Since the same chromosomal abnormality due to the recombination can recur, and approximately half of their phenotypically normal offspring would be inversion heterozygotes, genetic counseling and prenatal diagnosis were recommended to the parents for future pregnancies. According to the French database Human Cytogenetics Forum (www.hc-forum.net), the recurrence risk for recombination of this inversion was estimated at approximately 33%. This recombination is dependent upon the probability of chiasma formation, which enables the chromatids to cross over within the inverted segment during meiosis.

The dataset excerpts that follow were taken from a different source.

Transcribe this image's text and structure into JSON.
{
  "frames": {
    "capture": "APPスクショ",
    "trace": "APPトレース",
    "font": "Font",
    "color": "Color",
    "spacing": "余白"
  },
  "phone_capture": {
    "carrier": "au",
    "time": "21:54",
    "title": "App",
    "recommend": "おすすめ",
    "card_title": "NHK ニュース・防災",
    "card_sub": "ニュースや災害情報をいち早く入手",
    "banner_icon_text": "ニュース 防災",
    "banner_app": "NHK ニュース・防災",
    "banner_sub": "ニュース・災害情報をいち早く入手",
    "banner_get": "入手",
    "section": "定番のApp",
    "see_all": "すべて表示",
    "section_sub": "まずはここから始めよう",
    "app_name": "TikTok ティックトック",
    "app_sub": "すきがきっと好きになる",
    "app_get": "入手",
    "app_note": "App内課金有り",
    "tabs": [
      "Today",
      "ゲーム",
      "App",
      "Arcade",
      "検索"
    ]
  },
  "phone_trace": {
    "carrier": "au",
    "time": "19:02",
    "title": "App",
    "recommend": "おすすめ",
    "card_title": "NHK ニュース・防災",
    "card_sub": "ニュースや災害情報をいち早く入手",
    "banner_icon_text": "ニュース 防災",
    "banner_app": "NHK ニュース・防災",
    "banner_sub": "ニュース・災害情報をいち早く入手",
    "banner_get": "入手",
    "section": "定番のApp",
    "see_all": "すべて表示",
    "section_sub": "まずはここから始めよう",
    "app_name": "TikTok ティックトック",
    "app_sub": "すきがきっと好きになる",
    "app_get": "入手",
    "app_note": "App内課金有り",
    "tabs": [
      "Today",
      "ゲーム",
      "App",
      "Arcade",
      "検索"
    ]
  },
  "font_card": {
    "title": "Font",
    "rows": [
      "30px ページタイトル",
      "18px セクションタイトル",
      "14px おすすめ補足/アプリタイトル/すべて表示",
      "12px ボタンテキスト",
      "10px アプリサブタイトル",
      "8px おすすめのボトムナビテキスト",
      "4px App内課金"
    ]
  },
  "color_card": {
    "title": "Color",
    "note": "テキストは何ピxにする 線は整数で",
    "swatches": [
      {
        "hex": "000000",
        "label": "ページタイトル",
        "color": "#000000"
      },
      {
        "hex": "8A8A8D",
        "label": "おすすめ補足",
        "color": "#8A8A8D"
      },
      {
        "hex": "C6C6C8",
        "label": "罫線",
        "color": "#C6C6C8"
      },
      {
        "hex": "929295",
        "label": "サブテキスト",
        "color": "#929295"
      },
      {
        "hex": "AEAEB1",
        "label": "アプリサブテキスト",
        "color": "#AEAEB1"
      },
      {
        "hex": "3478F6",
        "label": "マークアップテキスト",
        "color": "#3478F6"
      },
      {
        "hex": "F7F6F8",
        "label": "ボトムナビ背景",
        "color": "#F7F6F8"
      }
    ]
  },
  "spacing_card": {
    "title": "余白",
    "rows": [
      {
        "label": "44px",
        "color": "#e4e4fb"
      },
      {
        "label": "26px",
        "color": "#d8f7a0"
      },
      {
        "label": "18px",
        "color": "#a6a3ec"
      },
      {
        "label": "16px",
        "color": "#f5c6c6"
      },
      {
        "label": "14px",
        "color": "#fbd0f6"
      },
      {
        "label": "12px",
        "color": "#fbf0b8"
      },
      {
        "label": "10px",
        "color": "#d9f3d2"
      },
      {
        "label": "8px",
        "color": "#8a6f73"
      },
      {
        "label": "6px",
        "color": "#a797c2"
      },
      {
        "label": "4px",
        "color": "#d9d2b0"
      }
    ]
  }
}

Our case of a rec(20)dup(20p) chromosome abnormality derived from a maternal pericentric inversion might aid in the elucidation of genotype-phenotype correlations in patients with trisomy 20p. Cytogeneticists should be aware that parents with an inverted chromosome can pass on this peculiar type of chromosomal abnormality to their offspring via meiotic recombination, and they should also be able to express the correct recombinant karyotype using standard nomenclature.